Mais ce sont les cinq lois de la décentralisation qui
constitueront le support juridique de la coopération
décentralisée au Bénin. Deux de ces cinq lois concernent
essentiellement la coopération décentralisée. Il s'agit
des lois N° 97-029 et N° 98-007 du 15 Janvier 1999, portant
respectivement organisation des communes en République du Bénin
et régime financier des Communes en Républiques du
Bénin ; qui traduisent les principes fondamentaux de la
décentralisation et par ricochet de la coopération
décentralisée. L'un de ces principes affirme que la
coopération décentralisée doit s'organiser dans le strict
respect de la souveraineté de l'État. L'État soutient la
coopération décentralisée mais veut en assurer le
contrôle juridique par la simple information au ministère de
tutelle. Juridiquement, au Bénin la coopération
décentralisée doit se conformer au principe du respect des
engagements de l'État, de la nécessité de son
intérêt pour le développement de la collectivité
concernée et pour la population et enfin d'un intérêt
commun pour les partenaires.
Sur le plan institutionnel, il a été crée
un Ministère de la Décentralisée et des
collectivités locales et une Commission Nationale de la
Coopération Décentralisée qui doit jouer les mêmes
rôles que la commission Française.
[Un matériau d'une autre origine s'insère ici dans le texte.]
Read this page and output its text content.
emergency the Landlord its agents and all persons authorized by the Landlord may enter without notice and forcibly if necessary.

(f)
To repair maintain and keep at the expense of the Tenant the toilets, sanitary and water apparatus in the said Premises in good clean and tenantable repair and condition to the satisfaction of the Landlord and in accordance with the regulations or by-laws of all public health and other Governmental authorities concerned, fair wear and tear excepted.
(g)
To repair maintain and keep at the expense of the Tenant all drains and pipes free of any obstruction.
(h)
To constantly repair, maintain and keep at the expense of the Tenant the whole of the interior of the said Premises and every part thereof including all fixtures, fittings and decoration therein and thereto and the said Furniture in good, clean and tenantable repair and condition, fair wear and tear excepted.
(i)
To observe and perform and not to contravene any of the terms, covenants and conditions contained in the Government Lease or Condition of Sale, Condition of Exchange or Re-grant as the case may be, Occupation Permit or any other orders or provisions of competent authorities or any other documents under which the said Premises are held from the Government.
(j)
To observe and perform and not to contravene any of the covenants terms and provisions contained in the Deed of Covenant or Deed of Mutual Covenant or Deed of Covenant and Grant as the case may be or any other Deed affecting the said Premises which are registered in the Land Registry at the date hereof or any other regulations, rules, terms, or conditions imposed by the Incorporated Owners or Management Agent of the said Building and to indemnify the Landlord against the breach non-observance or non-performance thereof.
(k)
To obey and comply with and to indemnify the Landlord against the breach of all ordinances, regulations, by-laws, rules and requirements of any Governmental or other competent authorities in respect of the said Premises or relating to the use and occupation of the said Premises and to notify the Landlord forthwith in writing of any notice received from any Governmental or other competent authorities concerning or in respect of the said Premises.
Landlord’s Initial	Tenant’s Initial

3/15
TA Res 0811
À l'instar de la
France, la République du Bénin consacre politiquement et
juridiquement la coopération décentralisée dans son droit
et l'institutionnalise avec la création de structures au service de son
développement. Ces structures sont entre autres le Ministère des
Affaires Étrangères, de l'Intégration Africaine, de la
Francophonie et des Béninois de l'Extérieur, du Ministère
de la décentralisation, des collectivités locales et de
l'aménagement du territoire, la Commission Nationale de la
Coopération Décentralisée et de la Mission des
collectivités locales. Toutes ces structures ont en charge les questions
de coopération décentralisée. La coopération
décentralisée au-delà de sa consécration juridique
et de son institutionnalisation dans les environnements politiques
français et béninois revêt un important enjeu pour les
collectivités engagées dans un partenariat. C'est ce que nous
tenterons d'analyser dans la deuxième section de ce chapitre.